The words “spiritual practice” can conjure up obscure rituals, ancient languages, and near-impossible discipline–not exactly the first association we have with dating. But dating and relationships can actually provide us with powerful opportunities for spiritual practice.
For example: S. just called me in desperation. She’d gone on three great dates with a guy she likes. He seemed to like her too, but he hadn’t called back since they kissed for the first time a couple days ago. Should she call him and ask him out, or assume he’s not interested?
This sounds like a modern problem, and in many ways it is–but it’s also an ancient one.
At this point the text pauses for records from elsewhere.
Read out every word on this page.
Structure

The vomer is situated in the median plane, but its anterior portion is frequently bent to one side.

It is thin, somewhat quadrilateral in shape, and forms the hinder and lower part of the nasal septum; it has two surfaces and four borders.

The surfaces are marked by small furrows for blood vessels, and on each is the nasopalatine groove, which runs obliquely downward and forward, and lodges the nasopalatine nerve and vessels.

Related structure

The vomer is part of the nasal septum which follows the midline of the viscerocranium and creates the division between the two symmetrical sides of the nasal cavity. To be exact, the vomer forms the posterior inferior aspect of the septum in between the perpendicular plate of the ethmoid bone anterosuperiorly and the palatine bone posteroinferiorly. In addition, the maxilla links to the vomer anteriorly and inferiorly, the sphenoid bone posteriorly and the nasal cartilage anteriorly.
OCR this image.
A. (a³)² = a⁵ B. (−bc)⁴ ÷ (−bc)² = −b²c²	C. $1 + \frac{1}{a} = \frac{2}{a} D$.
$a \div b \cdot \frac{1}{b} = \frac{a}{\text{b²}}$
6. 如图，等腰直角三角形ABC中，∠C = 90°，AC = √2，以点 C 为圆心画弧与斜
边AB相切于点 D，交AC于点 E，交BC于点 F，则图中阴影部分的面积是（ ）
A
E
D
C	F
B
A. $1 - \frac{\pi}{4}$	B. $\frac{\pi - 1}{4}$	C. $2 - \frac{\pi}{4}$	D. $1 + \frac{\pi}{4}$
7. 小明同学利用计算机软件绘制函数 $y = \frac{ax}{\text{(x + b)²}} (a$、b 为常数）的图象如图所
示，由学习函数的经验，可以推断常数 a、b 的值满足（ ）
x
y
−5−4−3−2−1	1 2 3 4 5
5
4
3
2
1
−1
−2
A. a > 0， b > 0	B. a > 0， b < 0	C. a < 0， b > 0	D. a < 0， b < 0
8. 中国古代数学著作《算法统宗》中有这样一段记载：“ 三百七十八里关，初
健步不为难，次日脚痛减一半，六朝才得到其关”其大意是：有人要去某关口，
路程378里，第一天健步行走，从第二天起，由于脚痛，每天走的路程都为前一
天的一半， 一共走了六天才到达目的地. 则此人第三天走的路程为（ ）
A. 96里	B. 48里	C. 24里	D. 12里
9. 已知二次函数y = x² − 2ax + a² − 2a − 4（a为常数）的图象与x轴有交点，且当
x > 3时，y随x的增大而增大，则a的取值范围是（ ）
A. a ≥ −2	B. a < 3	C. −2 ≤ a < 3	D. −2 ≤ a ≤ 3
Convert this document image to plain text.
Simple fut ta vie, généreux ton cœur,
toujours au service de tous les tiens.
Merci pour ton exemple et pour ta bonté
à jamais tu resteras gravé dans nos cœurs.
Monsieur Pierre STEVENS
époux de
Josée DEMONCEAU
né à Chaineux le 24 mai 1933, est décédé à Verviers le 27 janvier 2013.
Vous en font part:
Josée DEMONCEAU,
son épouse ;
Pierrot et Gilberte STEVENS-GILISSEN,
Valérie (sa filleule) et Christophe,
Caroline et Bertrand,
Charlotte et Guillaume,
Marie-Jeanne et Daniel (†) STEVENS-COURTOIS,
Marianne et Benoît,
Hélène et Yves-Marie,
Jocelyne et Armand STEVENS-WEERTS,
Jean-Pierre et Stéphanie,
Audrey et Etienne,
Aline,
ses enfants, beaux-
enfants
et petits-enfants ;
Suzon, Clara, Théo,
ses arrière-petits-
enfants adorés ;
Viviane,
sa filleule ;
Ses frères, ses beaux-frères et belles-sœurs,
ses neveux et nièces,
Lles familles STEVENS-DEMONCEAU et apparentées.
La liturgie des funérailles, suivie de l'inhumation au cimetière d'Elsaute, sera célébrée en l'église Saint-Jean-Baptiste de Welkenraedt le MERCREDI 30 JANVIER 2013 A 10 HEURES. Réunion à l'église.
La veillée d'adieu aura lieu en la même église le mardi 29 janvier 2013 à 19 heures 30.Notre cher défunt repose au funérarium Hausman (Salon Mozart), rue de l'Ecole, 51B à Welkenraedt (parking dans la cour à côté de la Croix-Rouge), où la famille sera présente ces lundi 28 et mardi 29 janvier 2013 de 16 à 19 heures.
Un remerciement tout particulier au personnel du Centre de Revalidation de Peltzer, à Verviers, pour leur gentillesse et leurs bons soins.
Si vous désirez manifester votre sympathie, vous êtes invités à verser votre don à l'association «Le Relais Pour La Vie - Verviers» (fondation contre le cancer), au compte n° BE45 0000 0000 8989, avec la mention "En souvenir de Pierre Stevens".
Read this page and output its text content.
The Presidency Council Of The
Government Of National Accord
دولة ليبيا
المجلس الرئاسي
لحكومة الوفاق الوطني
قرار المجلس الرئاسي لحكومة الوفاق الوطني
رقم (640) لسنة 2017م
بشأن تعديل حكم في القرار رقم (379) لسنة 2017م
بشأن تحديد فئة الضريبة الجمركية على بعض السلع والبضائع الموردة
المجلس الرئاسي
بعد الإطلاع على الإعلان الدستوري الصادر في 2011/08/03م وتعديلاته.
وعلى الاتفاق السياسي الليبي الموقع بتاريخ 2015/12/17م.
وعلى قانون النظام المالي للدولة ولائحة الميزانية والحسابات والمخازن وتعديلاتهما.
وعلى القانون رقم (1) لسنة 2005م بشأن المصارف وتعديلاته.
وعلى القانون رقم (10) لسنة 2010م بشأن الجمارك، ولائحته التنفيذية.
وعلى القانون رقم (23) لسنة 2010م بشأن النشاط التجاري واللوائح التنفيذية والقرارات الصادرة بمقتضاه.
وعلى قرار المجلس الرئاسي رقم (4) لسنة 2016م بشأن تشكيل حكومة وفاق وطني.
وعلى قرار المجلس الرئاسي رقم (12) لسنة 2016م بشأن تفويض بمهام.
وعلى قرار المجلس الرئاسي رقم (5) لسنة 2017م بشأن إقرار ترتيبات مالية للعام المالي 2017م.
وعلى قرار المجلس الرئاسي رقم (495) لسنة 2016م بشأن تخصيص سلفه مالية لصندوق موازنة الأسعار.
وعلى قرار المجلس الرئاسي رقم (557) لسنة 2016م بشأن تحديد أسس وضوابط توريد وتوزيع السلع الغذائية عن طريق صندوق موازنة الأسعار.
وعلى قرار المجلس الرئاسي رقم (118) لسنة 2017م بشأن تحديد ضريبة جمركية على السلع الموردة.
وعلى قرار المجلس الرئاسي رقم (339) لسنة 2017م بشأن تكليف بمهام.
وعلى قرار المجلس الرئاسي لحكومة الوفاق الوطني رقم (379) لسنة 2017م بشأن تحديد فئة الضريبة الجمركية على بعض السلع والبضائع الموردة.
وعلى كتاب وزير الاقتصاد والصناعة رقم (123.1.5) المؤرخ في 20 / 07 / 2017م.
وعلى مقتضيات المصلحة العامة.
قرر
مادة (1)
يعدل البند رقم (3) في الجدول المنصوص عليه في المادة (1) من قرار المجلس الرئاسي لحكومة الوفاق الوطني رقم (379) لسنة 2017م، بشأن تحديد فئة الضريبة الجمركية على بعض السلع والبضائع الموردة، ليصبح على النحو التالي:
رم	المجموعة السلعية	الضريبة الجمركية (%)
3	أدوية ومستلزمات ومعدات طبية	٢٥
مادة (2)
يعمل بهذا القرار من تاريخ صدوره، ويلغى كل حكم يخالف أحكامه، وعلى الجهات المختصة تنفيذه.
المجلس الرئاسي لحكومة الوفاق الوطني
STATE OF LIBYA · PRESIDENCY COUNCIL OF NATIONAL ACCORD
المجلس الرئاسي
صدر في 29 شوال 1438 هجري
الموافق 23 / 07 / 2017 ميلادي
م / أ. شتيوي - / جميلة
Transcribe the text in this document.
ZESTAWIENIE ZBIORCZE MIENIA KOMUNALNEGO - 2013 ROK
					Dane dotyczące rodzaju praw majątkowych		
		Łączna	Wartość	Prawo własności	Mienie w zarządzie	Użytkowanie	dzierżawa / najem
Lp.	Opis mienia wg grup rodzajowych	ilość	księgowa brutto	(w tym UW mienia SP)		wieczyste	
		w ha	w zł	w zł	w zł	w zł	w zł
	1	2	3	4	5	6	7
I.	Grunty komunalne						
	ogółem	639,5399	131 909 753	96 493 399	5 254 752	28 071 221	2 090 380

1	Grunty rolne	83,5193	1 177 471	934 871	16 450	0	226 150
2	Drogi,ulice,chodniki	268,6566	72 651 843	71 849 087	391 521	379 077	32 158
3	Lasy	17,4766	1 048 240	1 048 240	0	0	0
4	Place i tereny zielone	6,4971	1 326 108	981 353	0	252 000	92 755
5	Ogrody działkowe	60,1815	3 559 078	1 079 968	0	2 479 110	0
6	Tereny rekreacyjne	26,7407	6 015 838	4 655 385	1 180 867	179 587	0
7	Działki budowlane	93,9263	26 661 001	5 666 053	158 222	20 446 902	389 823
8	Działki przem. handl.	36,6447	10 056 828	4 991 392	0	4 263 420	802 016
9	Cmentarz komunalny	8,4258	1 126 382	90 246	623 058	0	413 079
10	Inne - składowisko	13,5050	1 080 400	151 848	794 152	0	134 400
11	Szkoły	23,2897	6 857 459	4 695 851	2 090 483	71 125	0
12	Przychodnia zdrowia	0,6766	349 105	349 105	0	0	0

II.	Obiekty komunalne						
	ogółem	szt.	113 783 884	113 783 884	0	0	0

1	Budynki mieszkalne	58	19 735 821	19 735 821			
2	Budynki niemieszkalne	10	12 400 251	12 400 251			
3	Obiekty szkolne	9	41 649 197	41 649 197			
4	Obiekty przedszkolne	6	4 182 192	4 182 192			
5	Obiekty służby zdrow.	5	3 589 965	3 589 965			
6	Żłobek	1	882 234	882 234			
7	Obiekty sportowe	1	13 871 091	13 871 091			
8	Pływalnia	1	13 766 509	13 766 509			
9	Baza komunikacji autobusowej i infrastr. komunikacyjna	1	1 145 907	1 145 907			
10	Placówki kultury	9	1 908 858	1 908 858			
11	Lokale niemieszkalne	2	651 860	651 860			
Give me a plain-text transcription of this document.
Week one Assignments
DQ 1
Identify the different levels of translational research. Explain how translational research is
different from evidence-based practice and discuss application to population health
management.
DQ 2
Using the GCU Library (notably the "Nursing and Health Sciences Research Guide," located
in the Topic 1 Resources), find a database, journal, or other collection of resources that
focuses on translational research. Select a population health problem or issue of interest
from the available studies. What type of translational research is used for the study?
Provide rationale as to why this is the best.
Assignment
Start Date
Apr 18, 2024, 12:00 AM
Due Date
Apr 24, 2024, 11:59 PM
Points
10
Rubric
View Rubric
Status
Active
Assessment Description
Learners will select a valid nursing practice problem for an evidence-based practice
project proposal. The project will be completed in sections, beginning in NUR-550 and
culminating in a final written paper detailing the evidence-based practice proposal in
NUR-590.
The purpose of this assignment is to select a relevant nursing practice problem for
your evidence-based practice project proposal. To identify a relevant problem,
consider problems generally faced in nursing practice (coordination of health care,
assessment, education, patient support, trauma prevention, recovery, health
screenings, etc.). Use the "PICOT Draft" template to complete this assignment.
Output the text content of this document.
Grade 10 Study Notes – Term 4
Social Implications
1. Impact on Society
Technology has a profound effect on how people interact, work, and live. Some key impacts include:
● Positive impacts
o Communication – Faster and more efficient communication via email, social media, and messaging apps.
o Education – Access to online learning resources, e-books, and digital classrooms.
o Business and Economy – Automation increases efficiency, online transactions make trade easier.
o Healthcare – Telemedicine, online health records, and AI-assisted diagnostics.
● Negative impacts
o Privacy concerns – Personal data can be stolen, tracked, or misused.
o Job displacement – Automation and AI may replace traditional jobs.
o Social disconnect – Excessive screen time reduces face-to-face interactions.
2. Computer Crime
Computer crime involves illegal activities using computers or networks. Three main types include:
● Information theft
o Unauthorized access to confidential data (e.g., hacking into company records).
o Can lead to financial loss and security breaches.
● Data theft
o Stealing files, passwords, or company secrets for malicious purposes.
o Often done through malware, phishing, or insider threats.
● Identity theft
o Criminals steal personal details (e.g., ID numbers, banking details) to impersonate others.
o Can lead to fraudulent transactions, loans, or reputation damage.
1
S. is dealing with fundamental spiritual issues: The problem of finding a partner, the relationship between self and other, and the question of where body and spirit intersect. So old and deep is the mystery and challenge of finding a partner that the rabbis of the Talmud wrote that it was as difficult for God to split the Red Sea as to find soulmates for people.
It’s fitting that the rabbis compared matchmaking to parting the sea, because there is an element of miracle and exodus in finding the right partner. To date is to enter a pilgrimage to the unknown–we leave our comfortable, established relationships and head into unfamiliar territory.
Out of Control
Of course, dating involves other people. And once other people are involved, we’re never completely in control. We can control who we ask out, what we say when someone else asks us out, and what we do on a date–but we can’t control how well a date goes, whether someone likes us, or whether we’re attracted to someone.
Lack of control is terrifying, but it is one of the great spiritual teachers. As long as we are alive, no matter how hard we try to control the specifics of our lives, change will happen–in our bodies, our families, our jobs, our world–and it will often surprise us.
Living with Uncertainty
A good deal of Jewish spiritual practice has to do with acknowledging this lack of control while creating structures to help us navigate it as individuals and as a community. For example, every morning observant Jews give thanks for having their souls returned to them, a nod to the fact that it’s never absolutely certain we’ll awaken from a deep sleep.